I have no debt outside of home and two cars, all loans under 4% interest. I have no control over the annuity. It's from when I was in a union and their board of trustee's determines the gain/loss interest rate each year.
If the mortgage payment isn't killing you, I would roll it over to a 401(k).
You seem to be in a pretty good spot financially speaking. You can easily make more than 4% in a 401k plan, over the long term.
Unless you are just getting killed by the mortgage and you hate the thing with a red hot passion, I would roll it over to a 401k and make some money until retirement.
To ad to the answer above, if you're only 30 years od you will pay some hefty fees and taxes to take it out of a retirement plan.

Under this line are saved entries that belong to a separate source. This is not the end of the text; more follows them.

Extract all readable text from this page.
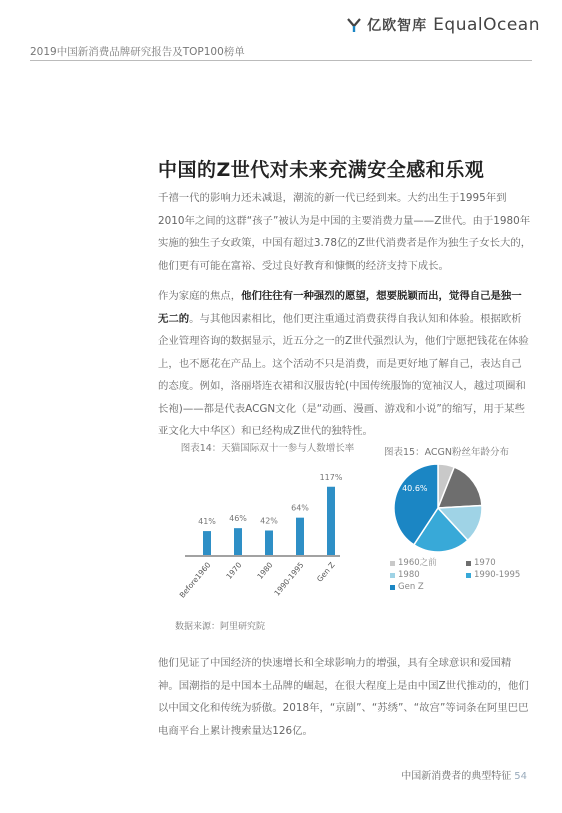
亿欧智库 EqualOcean
2019中国新消费品牌研究报告及TOP100榜单
中国的Z世代对未来充满安全感和乐观

千禧一代的影响力还未减退，潮流的新一代已经到来。大约出生于1995年到2010年之间的这群“孩子”被认为是中国的主要消费力量——Z世代。由于1980年实施的独生子女政策，中国有超过3.78亿的Z世代消费者是作为独生子女长大的，他们更有可能在富裕、受过良好教育和慷慨的经济支持下成长。

作为家庭的焦点，他们往往有一种强烈的愿望，想要脱颖而出，觉得自己是独一无二的。与其他因素相比，他们更注重通过消费获得自我认知和体验。根据欧析企业管理咨询的数据显示，近五分之一的Z世代强烈认为，他们宁愿把钱花在体验上，也不愿花在产品上。这个活动不只是消费，而是更好地了解自己，表达自己的态度。例如，洛丽塔连衣裙和汉服齿轮(中国传统服饰的宽袖汉人，越过项圈和长袍)——都是代表ACGN文化（是“动画、漫画、游戏和小说”的缩写，用于某些亚文化大中华区）和已经构成Z世代的独特性。

图表14：天猫国际双十一参与人数增长率
41%
Before1960
46%
1970
42%
1980
64%
1990-1995
117%
Gen Z
数据来源：阿里研究院
图表15：ACGN粉丝年龄分布
40.6%
1960之前	1970
1980	1990-1995
Gen Z

他们见证了中国经济的快速增长和全球影响力的增强，具有全球意识和爱国精神。国潮指的是中国本土品牌的崛起，在很大程度上是由中国Z世代推动的，他们以中国文化和传统为骄傲。2018年，“京剧”、“苏绣”、“故宫”等词条在阿里巴巴电商平台上累计搜索量达126亿。

中国新消费者的典型特征 54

You are vague on how the money is coming to you from the annuity, as William points out, annuity lump sum is not available to you, except for rollover to 401k or IRA, until you are 59.5. With all the taxes and penalties it would be an easy decision - roll it over to the 401k.
A rollover may or may not be in your best interest. With some of these union plans, you may not have the choice of rollover before age 59.5 or sometimes age 65. Even then the union plan may have better options then whats available in the open market survivorship and disability payouts. You should talk to Registered Investment Advisor who is also experienced in variable annuities. Usually fee only advisors don't have variable annuity experience. They will blindly recommend you to do a rollover.
Most union contracts want you to keep this money only for retirement so you may not have the option of rolling over to 401k. If the rollover option is available to you, you should also consider rolling it over to IRA and since you are only 30 years old, a Roth Ira may also make sense. I recently advised a client to keep her money in a union pension inside of a variable annuity as it had a guarenteed minimum interest rate of 5% that never went lower than that lifetime. There was no way for me to roll over that and beat that on a guarenteed basis in the market.
Looks like you have been carefully managing your finances… kudos!
If your mortgage company allows it, pay the mortgage twice per month rather than once per month. You don’t pay more you just make a payment more often. Doing this will cut roughly 7 years off of a 30 year mortgage.
Not clear but it sounds as if your annuity is part of a pension plan or defined benefit plan since it is being managed by a union. Although you will get better control by moving your pension into an IRA or 401(k), some pensions cannot be moved and/ or have special rules. Call your benefits administrator and ask for a copy of your pension summary plan document. This document will detail what is or is not allowed regarding your plan or account.
We have worked with a union for many years. It sounds to me like you are wondering if you can get a better return outside of your annuity. Of course, the answer is not that simple. "It depends." One could look at your annuity's historical interest payments and compare to various stock/bond investment strategies. As others have mentioned, you need to check with your benefits department to see what your options/restrictions are for moving the account.